The proposed rules don’t mention alternative data providers directly. But the proposal says that “covered functions” could include “investment research and data analytics, trading and risk management, and compliance.”

‘What precisely is the problem?’

Uyeda

Critics of the proposed rules—Republican Commissioners Hester Peirce and Mark Uyeda are two of them—say they’re needless, wasteful, and will land especially hard on small firms. “What precisely is the problem this proposal is trying to correct?” Peirce asked in her dissent.

Those critics may have to wait for the Division of Examinations to get their answer. Regulators cite six different enforcement cases in footnotes to the proposed rule. Uyeda isn’t impressed by any of them.

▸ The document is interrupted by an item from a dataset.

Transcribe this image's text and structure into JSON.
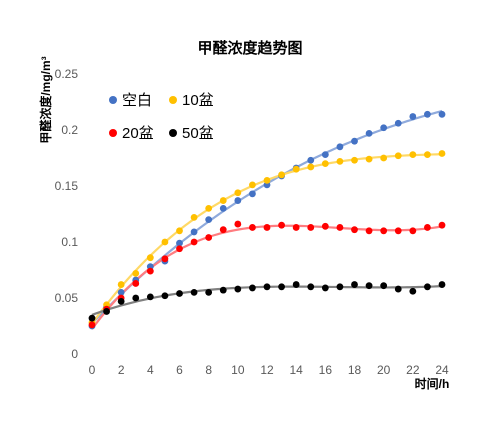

“Tellingly, the observations cited in the proposing release as a basis for proposing this rule do not appear to describe service provider failures that would have been prevented had the rule been in effect,” he said.

Practice tips

For now, fund advisers can ask their would-be contractors a few questions of their own, Moreshead says. He recommends you start in three areas:

  • Business continuity planning. “Do they do annual tests on their business continuity?” Moreshead says. “Have they have had any actual disasters? What did those events reveal?”
  • Cybersecurity. “Have they done a risk assessment?” Morsehead says. “Do they have cybersecurity insurance?”
  • Bad actors. If the vendor is a broker-dealer, check them on FINRA’s Brokercheck If it’s an investment adviser or sub-adviser, pull their ADVs. You want to look for disciplinary history, Moreshead says.

Past is prologue?

The last time the SEC made this much noise about industry outsourcing was in 2015. Back then, the Commission proposed rules that would have required fund advisers to report whether their chief compliance officers were contractors (RCW, May 28, 2015).

While those rules were pending, examiners swept 20 firms that relied on outside CCOs. Two things followed that sweep. The first was a risk alert, published that November. It warned industry that too many contractors were selling off-the-rack compliance services that didn’t line up with firms’ actual risks (RCW, Nov 9, 2015).

The second thing was a new rule that put question 1.J on Form ADV. Question 1.J asks firms to explain whether their CCO is a contractor or in-house. SEC staff had “observed a wide spectrum of both quality and effectiveness of outsourced chief compliance officers and firms,” regulators wrote at the time (RCW, Aug. 25, 2016). “Identifying information for these third-party service providers, like others on Form ADV, will allow us to identify all advisers relying on a particular service provider and could be used to improve our ability to assess potential risks.”